Encapsulated beta-islet cells as a bioartificial pancreas to treat insulin-dependent diabetes during pregnancy.

Objective: Our purpose was to determine the effectiveness of the bioartificial pancreas technique in correcting (1) maternal carbohydrate metabolism and (2) fetal malformation rates in a pregnant diabetic animal model.

Study Design: Insulin secretion from encapsulated rat islets cultured in the presence of homologous rat prolactin was determined and compared with that of controls. Streptozotocin-induced diabetic Balb/c mice were then transplanted with rat islet cells encapsulated within alginate microbeads and were then bred. Blood glucose determinations were made after transplantation and throughout gestation. Pups were delivered by cesarean section on day 19 of gestation. Outcome parameters from the transplanted study animals were compared with those of nondiabetic controls and untreated diabetic animals.

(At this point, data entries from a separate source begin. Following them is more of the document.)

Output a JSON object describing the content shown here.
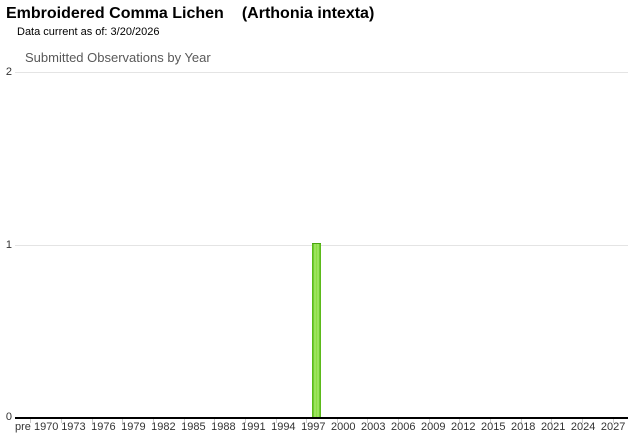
{
  "header": {
    "common_name": "Embroidered Comma Lichen",
    "scientific_name": "(Arthonia intexta)",
    "data_current": "Data current as of: 3/20/2026"
  },
  "chart_data": {
    "type": "bar",
    "title": "Submitted Observations by Year",
    "ylim": [
      0,
      2
    ],
    "yticks": [
      0,
      1,
      2
    ],
    "categories": [
      "pre 1970",
      "1973",
      "1976",
      "1979",
      "1982",
      "1985",
      "1988",
      "1991",
      "1994",
      "1997",
      "2000",
      "2003",
      "2006",
      "2009",
      "2012",
      "2015",
      "2018",
      "2021",
      "2024",
      "2027"
    ],
    "series": [
      {
        "name": "Submitted Observations",
        "points": [
          {
            "year": 1998,
            "value": 1
          }
        ]
      }
    ],
    "grid": true,
    "legend_position": "none",
    "colors": {
      "bar_edge": "#54b214",
      "bar_light": "#a9ea70",
      "bar_mid": "#86dc39",
      "gridline": "#e4e4e4",
      "axis": "#000000",
      "tick": "#c9c9c9",
      "axis_label_text": "#333333",
      "chart_title_text": "#595959"
    }
  }
}
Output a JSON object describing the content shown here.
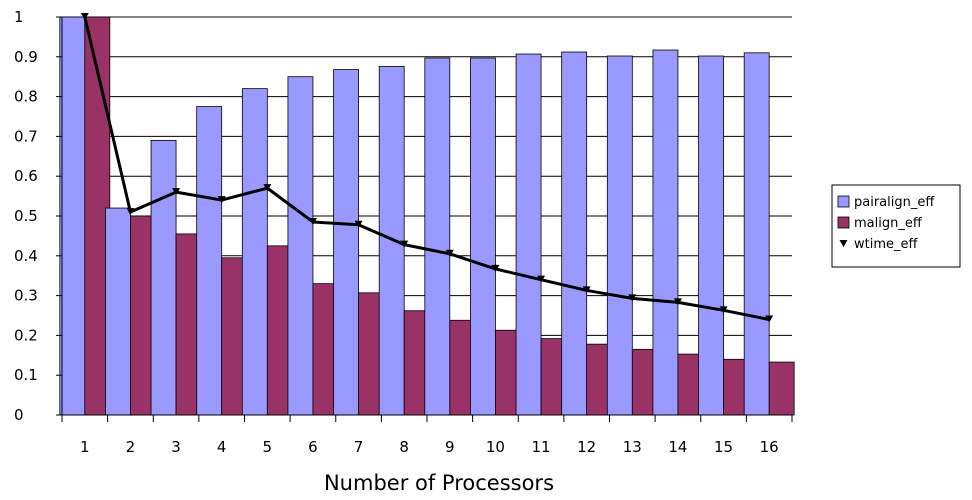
{
  "chart_data": {
    "type": "bar",
    "title": "",
    "xlabel": "Number of Processors",
    "ylabel": "",
    "ylim": [
      0,
      1
    ],
    "yticks": [
      "0",
      "0.1",
      "0.2",
      "0.3",
      "0.4",
      "0.5",
      "0.6",
      "0.7",
      "0.8",
      "0.9",
      "1"
    ],
    "grid": "horizontal",
    "legend_position": "right",
    "categories": [
      "1",
      "2",
      "3",
      "4",
      "5",
      "6",
      "7",
      "8",
      "9",
      "10",
      "11",
      "12",
      "13",
      "14",
      "15",
      "16"
    ],
    "series": [
      {
        "name": "pairalign_eff",
        "kind": "bar",
        "color": "#9999ff",
        "values": [
          1.0,
          0.52,
          0.69,
          0.775,
          0.82,
          0.85,
          0.868,
          0.876,
          0.897,
          0.897,
          0.907,
          0.912,
          0.902,
          0.917,
          0.902,
          0.91
        ]
      },
      {
        "name": "malign_eff",
        "kind": "bar",
        "color": "#993366",
        "values": [
          1.0,
          0.5,
          0.455,
          0.395,
          0.425,
          0.33,
          0.307,
          0.262,
          0.238,
          0.213,
          0.192,
          0.178,
          0.165,
          0.153,
          0.14,
          0.133
        ]
      },
      {
        "name": "wtime_eff",
        "kind": "line",
        "color": "#000000",
        "marker": "down-triangle",
        "values": [
          1.0,
          0.51,
          0.56,
          0.54,
          0.57,
          0.485,
          0.478,
          0.428,
          0.405,
          0.367,
          0.34,
          0.313,
          0.293,
          0.283,
          0.263,
          0.24
        ]
      }
    ]
  }
}
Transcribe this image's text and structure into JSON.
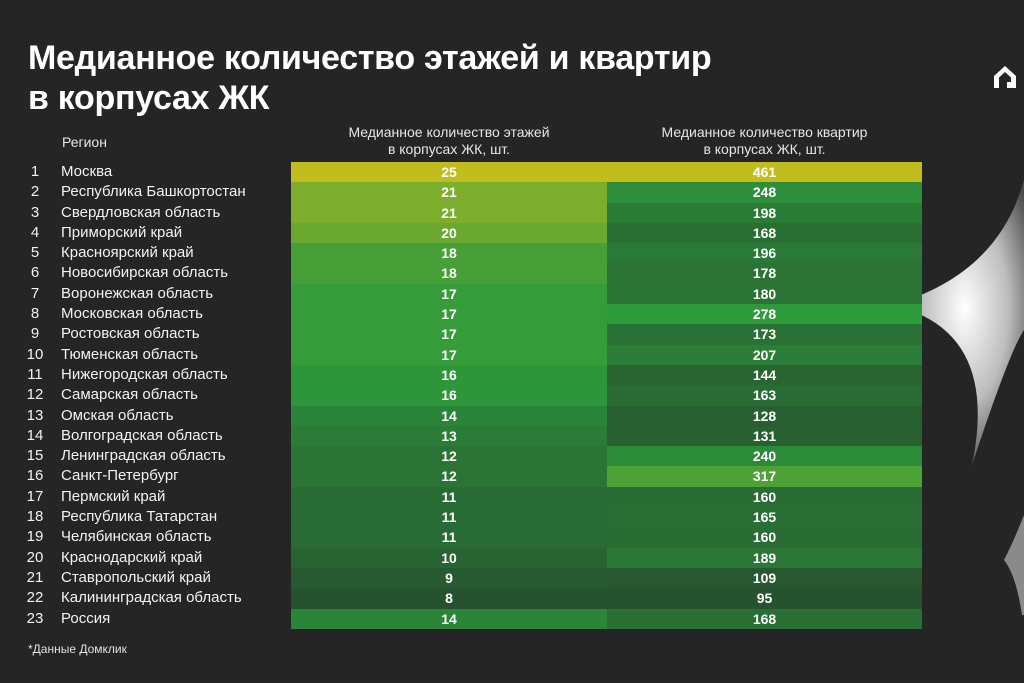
{
  "title_lines": [
    "Медианное количество этажей и квартир",
    "в корпусах ЖК"
  ],
  "headers": {
    "region": "Регион",
    "floors_lines": [
      "Медианное количество этажей",
      "в корпусах ЖК, шт."
    ],
    "apartments_lines": [
      "Медианное количество квартир",
      "в корпусах ЖК, шт."
    ]
  },
  "footnote": "*Данные Домклик",
  "chart_data": {
    "type": "table",
    "title": "Медианное количество этажей и квартир в корпусах ЖК",
    "columns": [
      "",
      "Регион",
      "Медианное количество этажей в корпусах ЖК, шт.",
      "Медианное количество квартир в корпусах ЖК, шт."
    ],
    "rows": [
      {
        "rank": "1",
        "region": "Москва",
        "floors": 25,
        "apartments": 461
      },
      {
        "rank": "2",
        "region": "Республика Башкортостан",
        "floors": 21,
        "apartments": 248
      },
      {
        "rank": "3",
        "region": "Свердловская область",
        "floors": 21,
        "apartments": 198
      },
      {
        "rank": "4",
        "region": "Приморский край",
        "floors": 20,
        "apartments": 168
      },
      {
        "rank": "5",
        "region": "Красноярский край",
        "floors": 18,
        "apartments": 196
      },
      {
        "rank": "6",
        "region": "Новосибирская область",
        "floors": 18,
        "apartments": 178
      },
      {
        "rank": "7",
        "region": "Воронежская область",
        "floors": 17,
        "apartments": 180
      },
      {
        "rank": "8",
        "region": "Московская область",
        "floors": 17,
        "apartments": 278
      },
      {
        "rank": "9",
        "region": "Ростовская область",
        "floors": 17,
        "apartments": 173
      },
      {
        "rank": "10",
        "region": "Тюменская область",
        "floors": 17,
        "apartments": 207
      },
      {
        "rank": "11",
        "region": "Нижегородская область",
        "floors": 16,
        "apartments": 144
      },
      {
        "rank": "12",
        "region": "Самарская область",
        "floors": 16,
        "apartments": 163
      },
      {
        "rank": "13",
        "region": "Омская область",
        "floors": 14,
        "apartments": 128
      },
      {
        "rank": "14",
        "region": "Волгоградская область",
        "floors": 13,
        "apartments": 131
      },
      {
        "rank": "15",
        "region": "Ленинградская область",
        "floors": 12,
        "apartments": 240
      },
      {
        "rank": "16",
        "region": "Санкт-Петербург",
        "floors": 12,
        "apartments": 317
      },
      {
        "rank": "17",
        "region": "Пермский край",
        "floors": 11,
        "apartments": 160
      },
      {
        "rank": "18",
        "region": "Республика Татарстан",
        "floors": 11,
        "apartments": 165
      },
      {
        "rank": "19",
        "region": "Челябинская область",
        "floors": 11,
        "apartments": 160
      },
      {
        "rank": "20",
        "region": "Краснодарский край",
        "floors": 10,
        "apartments": 189
      },
      {
        "rank": "21",
        "region": "Ставропольский край",
        "floors": 9,
        "apartments": 109
      },
      {
        "rank": "22",
        "region": "Калининградская область",
        "floors": 8,
        "apartments": 95
      },
      {
        "rank": "23",
        "region": "Россия",
        "floors": 14,
        "apartments": 168
      }
    ],
    "color_scale": {
      "low": "#27522f",
      "mid": "#2d9a3c",
      "high": "#c2bd1e"
    }
  }
}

Results: Insulin secretion was increased twofold in encapsulated rat islets exposed to prolactin compared with control values. Throughout gestation maternal weights and blood, glucose levels of transplanted animals were similar to those of nondiabetic controls. A fetal malformation rate of only 1.4% was observed in the pups from transplanted animals.

Conclusions: Transplanted encapsulated islets are capable of normalizing maternal carbohydrate metabolism in a pregnant diabetic animal model. This therapy, if instituted before conception, also appears to eliminate the increase in fetal malformations seen in diabetic pregnancies.